If you’re a mother who has ever read a back-to-work article or blog post, you’ve probably heard references to hot tea – the fabled drink that we all get to try once we return to work after maternity leave. It’s usually mentioned in tandem with adult conversations – two luxuries that we miss during maternity leave; two silver linings that can help get us through those first few tough days back at work.
And the thing is, hot tea continues to be the domain of the office – at home, nothing really changes. It’s not just when babies are small that managing to prepare and drink a hot beverage is a challenge.
My kids are nine, seven and five, and I suspect that eight of every ten cups of tea I make are poured down the sink. And each time, I shake my head at my own ineptitude, yet know I’ll do it all again.
It goes something like this:
I boil the kettle. I go back to helping my seven-year-old with her reading. I get distracted by the five-year-old skimming cars across the floor – like stones across a lake, only far more likely to damage the TV screen or any passing human.
I boil the kettle again. Because I’m not taking chances – the water might have cooled down. I want this tea to be properly, perfectly hot. I take out a cup this time, bringing things to the next step. I reach for the tea-bags, but my nine-year-old falls off her chair at the same time and needs a hug. Then the small boy needs a hug because he’s feeling left out. The seven-year-old asks if she should start over on her reading because I wasn’t listening. I sit down to pay attention, postponing my tea for another few minutes.
Once she’s done, I hoosh them all into the sitting room for TV time, and let out a deep breath as I boil the kettle a third time. I finally put a teabag in the cup. I even get the hot water in, and then leave it for a few seconds to brew, while I carry some laundry upstairs.
I look into the girls’ room – there are seventeen socks on the floor. How can two kids possibly wear that many socks in one day? I pick them up, along with loom bands and hair clips and random bits of paper, then go back down to finally have my tea.
But it’s gone too far – it’s tea-stew, black as tar.

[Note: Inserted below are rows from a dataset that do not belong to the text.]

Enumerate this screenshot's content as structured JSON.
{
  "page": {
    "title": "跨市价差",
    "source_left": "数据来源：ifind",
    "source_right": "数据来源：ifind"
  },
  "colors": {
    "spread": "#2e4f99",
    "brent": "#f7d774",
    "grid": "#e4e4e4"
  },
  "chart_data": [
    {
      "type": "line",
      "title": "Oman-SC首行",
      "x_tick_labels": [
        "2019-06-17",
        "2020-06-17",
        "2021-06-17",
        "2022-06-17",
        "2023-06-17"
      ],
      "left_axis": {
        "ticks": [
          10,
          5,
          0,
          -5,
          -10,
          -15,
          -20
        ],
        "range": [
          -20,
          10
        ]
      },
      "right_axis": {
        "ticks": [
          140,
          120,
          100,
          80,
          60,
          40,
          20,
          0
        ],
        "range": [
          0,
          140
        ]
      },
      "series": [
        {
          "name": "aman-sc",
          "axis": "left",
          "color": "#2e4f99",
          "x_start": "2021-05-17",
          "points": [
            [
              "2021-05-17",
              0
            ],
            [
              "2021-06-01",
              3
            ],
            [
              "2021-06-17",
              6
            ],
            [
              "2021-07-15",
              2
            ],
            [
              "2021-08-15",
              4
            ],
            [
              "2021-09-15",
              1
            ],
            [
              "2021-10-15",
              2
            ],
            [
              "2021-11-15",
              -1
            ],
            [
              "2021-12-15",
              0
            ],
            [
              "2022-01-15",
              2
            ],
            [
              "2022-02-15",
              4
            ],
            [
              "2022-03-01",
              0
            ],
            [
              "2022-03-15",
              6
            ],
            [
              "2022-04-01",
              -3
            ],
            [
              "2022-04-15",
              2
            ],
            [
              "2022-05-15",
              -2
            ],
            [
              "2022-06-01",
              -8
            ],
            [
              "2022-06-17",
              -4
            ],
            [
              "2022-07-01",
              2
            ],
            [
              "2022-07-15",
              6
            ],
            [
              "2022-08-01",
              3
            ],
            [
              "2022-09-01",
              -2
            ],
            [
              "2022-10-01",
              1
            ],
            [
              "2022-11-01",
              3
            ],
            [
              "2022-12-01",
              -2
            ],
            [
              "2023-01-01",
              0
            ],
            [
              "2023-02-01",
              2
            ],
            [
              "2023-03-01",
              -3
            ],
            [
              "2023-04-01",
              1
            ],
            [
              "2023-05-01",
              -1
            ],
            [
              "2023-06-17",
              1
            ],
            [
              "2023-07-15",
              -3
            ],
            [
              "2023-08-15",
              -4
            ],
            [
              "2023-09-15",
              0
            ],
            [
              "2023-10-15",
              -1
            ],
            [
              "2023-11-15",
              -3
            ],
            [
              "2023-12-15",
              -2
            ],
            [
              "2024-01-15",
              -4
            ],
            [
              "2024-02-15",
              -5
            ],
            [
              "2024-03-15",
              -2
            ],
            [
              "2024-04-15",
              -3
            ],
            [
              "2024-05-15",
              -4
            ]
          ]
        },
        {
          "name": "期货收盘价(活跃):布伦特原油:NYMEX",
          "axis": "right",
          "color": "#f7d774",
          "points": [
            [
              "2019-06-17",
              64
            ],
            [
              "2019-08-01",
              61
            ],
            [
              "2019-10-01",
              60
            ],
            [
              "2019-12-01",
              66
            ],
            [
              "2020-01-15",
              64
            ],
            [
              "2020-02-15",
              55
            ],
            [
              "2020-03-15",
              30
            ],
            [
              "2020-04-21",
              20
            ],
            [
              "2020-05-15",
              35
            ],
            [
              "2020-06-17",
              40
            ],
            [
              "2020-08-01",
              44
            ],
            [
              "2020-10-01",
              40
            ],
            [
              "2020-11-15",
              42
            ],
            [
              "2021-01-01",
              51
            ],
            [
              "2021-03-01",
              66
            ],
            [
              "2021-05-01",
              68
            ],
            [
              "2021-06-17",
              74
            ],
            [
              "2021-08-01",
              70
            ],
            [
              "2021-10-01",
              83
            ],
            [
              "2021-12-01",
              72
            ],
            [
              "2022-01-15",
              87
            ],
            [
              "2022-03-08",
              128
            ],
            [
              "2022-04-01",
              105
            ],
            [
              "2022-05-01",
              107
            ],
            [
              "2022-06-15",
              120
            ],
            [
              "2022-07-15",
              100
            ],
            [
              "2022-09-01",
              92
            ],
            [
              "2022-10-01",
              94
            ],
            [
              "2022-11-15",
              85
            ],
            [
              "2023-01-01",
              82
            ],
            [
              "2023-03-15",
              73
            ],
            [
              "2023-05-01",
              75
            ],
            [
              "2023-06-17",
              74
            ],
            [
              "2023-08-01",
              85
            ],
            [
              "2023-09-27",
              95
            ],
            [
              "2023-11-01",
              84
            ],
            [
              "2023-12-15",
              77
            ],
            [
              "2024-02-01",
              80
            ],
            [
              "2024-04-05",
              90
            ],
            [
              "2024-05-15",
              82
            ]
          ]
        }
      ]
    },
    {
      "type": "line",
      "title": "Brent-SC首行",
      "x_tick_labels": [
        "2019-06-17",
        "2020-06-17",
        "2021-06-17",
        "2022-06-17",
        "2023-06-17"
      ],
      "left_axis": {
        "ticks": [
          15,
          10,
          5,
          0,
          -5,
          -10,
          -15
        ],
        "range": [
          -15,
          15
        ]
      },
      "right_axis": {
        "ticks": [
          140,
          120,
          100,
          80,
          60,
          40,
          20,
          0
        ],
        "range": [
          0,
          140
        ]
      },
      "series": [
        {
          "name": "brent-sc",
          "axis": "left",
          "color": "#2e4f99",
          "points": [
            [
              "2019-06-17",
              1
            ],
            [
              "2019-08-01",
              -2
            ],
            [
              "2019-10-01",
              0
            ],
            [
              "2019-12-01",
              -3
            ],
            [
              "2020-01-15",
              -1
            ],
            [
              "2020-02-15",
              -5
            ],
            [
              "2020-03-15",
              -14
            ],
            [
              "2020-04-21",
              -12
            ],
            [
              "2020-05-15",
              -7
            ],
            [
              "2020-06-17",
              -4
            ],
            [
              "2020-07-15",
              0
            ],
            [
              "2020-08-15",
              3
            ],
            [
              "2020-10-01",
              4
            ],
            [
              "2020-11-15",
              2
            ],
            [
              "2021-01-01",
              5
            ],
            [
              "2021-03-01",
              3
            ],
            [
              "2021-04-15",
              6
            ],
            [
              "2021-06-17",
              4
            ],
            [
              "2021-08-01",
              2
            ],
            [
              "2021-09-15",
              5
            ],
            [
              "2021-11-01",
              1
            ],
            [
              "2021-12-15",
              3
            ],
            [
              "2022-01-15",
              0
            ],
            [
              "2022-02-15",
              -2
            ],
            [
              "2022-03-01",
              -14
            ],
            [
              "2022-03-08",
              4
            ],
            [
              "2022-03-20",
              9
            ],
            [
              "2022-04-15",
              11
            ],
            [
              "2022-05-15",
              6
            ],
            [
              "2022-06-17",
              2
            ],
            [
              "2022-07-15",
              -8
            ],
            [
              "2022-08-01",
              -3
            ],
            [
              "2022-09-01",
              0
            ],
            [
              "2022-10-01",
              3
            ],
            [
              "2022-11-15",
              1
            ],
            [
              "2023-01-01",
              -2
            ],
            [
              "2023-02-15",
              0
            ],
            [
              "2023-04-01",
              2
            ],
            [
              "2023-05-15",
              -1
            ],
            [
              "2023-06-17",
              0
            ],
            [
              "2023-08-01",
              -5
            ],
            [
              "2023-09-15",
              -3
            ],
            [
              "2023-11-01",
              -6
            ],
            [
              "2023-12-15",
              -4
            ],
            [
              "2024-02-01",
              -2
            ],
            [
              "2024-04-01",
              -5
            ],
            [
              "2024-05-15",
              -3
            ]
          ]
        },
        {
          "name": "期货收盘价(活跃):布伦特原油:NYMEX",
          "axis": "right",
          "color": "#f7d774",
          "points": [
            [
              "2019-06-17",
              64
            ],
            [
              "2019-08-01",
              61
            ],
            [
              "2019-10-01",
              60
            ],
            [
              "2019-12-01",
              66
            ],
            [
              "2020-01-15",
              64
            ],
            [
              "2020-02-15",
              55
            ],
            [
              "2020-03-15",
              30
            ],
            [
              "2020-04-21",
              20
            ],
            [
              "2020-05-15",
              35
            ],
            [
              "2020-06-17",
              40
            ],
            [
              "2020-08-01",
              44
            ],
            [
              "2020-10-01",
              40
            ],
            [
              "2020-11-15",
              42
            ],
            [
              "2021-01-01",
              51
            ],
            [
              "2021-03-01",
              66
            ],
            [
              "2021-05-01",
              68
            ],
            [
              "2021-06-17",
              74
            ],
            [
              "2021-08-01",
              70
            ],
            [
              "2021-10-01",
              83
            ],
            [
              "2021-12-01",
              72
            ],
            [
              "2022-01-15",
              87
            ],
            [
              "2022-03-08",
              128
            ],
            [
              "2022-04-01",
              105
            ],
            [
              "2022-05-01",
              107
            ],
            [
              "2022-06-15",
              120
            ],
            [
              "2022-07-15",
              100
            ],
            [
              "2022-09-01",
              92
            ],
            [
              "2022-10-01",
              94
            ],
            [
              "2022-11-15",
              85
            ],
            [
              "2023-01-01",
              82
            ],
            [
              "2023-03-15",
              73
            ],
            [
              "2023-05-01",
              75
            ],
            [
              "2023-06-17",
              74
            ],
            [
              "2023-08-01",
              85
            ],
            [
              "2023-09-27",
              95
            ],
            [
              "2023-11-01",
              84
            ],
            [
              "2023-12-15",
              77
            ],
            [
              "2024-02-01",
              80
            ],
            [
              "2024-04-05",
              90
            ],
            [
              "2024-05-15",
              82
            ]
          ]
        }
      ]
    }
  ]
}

No good – down the sink. Start over. This time I stand by the work-top until the teabag has been in for just the right amount of time – I’m taking no risks. Finally, the perfect cup of tea is ready. It’s too hot to drink, so I run back upstairs to organise uniforms for tomorrow. The small boy follows me up. He’s helped himself to yogurt and it’s all over his hair. Sigh. I run the bath. He’s delighted. Me, not so much. Tea? Cold.
It’s an everyday occurrence – today there’s yogurt and bath and laundry; tomorrow will be homework and fights and emails that can’t be ignored. There’s never enough time for anything anymore, so multi-tasking is the only option. Never leaving a room without something in hand to bring to its rightful place. Making school lunches while washing dishes and answering messages. Hanging up uniforms, searching for shoes, kissing sore knees.
Tidying, clearing, folding, wiping, straightening, minding. Minding the kids – above all else – being there when there’s a sore finger, a sad story or a spilt drink. Helping with homework, helping with shoes. Brushing hair and touching cheeks. Wiping noses, wiping tears, returning smiles to small faces.
When they no longer need me for more than a lift to a disco or help with a loan, I’ll enjoy the down-time and the me-time and all the hot drinks I want. But for now, I’m OK with pouring yet another cup down the sink. The cold tea years are tough, and they sometimes seem impossible, but they are also short, and each time I look back – often only when I look back – they are wonderful.